Characterization of surface and porous properties of synthetic hybrid lamellar silica

Synthetic lamellar silica and hybrid lamellar silicas have been prepared by liquid crystal templating, template extraction and silanization. The samples have been characterized by thermogravimetric analysis (TGA), carbon analysis, spectroscopy, X-ray diffraction (XRD) and nitrogen adsorption. The XRD analyses have shown that the lamellar periodic stacking is preserved for all samples. The quantity and type of organic molecules at the silica surface have been evaluated by carbon analysis, TGA and spectroscopy. The covalent grafting of the solvent used for extraction of the initial surfactant has been highlighted by these analyses. The nitrogen adsorption analyses have revealed three categories of pores and two types of samples. The initial lamellar silica exhibits a very low specific surface area and plate-like type of pores.

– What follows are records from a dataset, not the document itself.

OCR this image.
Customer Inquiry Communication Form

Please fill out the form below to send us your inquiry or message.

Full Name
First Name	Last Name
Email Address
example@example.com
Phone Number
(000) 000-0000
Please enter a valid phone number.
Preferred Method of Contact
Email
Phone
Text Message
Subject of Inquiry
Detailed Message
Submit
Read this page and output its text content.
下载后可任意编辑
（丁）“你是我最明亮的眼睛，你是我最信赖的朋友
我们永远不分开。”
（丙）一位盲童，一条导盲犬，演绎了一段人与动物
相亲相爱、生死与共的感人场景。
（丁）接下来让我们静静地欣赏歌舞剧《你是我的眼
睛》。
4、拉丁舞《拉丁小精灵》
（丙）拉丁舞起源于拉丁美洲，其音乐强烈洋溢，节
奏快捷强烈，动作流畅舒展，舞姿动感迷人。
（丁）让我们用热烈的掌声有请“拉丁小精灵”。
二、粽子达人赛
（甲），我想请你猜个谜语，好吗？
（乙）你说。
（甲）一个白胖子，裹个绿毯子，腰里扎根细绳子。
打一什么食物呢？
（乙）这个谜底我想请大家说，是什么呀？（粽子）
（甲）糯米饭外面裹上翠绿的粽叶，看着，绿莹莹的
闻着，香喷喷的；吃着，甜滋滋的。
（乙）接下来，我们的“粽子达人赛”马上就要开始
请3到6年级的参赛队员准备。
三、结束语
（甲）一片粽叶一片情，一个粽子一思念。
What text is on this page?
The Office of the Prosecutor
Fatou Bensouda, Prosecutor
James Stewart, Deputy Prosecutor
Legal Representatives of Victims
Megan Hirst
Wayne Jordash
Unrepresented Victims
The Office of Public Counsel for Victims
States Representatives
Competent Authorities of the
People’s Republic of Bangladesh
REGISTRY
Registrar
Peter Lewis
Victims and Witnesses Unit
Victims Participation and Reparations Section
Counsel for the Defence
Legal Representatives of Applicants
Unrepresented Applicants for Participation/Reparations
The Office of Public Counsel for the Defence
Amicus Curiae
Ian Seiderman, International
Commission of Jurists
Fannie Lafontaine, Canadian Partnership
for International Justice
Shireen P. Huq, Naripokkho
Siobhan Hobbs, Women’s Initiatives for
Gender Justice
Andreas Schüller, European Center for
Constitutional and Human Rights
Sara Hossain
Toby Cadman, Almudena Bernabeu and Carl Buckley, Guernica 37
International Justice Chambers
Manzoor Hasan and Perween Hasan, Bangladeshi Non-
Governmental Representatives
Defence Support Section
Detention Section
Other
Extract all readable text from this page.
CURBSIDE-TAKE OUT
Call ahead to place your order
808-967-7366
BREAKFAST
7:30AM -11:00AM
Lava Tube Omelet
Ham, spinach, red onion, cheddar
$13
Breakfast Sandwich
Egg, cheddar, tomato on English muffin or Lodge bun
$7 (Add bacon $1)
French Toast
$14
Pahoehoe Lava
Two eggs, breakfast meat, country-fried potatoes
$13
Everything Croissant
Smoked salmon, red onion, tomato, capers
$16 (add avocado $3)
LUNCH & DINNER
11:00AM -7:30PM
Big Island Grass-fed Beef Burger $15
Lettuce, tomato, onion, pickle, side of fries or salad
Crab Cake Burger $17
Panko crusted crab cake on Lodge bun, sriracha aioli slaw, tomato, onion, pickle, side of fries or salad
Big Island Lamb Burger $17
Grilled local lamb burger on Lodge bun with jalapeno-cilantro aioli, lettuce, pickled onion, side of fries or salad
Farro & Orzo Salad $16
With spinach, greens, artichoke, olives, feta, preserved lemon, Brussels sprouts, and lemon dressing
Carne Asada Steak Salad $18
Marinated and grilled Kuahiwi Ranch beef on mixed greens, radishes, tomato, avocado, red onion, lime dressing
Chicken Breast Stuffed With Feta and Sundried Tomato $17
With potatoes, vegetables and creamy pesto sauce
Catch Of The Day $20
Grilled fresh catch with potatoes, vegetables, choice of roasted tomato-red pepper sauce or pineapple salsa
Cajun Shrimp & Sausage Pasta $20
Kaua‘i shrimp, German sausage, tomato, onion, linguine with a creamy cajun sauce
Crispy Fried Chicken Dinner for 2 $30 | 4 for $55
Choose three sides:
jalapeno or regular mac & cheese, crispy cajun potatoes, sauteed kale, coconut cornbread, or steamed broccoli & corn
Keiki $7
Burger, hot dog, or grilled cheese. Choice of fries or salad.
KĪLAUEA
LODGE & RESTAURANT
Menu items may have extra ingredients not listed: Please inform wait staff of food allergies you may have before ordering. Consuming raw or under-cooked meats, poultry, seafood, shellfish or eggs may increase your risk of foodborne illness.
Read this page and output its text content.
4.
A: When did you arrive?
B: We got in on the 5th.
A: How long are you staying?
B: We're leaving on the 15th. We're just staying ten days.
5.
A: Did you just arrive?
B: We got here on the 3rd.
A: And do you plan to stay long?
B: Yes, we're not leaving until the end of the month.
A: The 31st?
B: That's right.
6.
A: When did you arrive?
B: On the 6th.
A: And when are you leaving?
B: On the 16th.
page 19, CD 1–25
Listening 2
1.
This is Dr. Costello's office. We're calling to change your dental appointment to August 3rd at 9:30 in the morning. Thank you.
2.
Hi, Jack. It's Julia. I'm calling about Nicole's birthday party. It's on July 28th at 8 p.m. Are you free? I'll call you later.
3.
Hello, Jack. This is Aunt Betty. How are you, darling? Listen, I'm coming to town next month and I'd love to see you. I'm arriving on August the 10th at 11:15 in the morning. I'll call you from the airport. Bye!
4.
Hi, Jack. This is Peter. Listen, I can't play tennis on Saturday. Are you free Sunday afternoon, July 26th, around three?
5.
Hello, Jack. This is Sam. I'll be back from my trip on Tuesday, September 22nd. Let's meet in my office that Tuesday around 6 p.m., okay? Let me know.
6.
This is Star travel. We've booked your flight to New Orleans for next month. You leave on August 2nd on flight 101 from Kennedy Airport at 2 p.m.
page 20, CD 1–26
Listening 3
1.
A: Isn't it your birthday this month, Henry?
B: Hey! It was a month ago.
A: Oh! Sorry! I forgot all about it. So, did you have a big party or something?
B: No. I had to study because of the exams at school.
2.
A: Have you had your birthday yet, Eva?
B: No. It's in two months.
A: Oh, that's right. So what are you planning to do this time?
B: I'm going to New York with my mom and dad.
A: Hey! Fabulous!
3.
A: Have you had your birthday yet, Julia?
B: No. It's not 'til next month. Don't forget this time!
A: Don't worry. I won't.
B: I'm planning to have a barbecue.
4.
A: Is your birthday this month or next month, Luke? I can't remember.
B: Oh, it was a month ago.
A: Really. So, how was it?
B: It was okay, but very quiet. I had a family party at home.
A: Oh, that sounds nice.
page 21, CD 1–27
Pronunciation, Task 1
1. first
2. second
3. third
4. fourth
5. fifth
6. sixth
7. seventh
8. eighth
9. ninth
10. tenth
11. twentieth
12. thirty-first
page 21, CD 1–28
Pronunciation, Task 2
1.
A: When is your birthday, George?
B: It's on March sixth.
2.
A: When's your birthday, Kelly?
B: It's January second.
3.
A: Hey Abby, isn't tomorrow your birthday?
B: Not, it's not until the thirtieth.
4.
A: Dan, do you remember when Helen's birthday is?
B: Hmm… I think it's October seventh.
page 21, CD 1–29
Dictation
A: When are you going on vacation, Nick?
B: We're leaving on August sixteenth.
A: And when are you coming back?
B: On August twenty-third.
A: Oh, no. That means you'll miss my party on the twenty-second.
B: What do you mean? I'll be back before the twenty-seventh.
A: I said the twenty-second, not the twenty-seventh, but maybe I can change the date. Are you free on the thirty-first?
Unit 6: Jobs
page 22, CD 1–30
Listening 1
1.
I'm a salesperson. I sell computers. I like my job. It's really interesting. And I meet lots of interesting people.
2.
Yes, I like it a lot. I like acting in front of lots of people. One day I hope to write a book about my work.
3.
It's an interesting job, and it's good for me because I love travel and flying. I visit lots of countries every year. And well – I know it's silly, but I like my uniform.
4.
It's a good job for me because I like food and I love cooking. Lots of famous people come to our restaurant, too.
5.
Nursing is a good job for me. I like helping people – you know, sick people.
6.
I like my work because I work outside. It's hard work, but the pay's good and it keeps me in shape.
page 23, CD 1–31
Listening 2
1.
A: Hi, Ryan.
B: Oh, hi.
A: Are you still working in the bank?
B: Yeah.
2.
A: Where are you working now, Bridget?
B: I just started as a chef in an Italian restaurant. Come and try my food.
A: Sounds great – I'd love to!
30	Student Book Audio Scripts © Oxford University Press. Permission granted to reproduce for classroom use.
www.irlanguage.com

The second type of samples is made up of the hybrid samples and the initial substrate from whom the surfactant has been extracted. These samples show a significantly higher specific surface area with interlamellar spaces corresponding to narrow-slit like mesopores around 4 nm. The nitrogen adsorption data analysis has highlighted the presence of micropores within the silica sheets. The difference of the specific surface is due to pore blocking by the surfactant impeding the access to nitrogen into interlamellar spaces and by the silanes covering the pores once the surface modified. The presence of micro and mesopores combined to a high BET specific surface of 612 m²/g makes these lamellar silicas interesting materials for catalysis applications.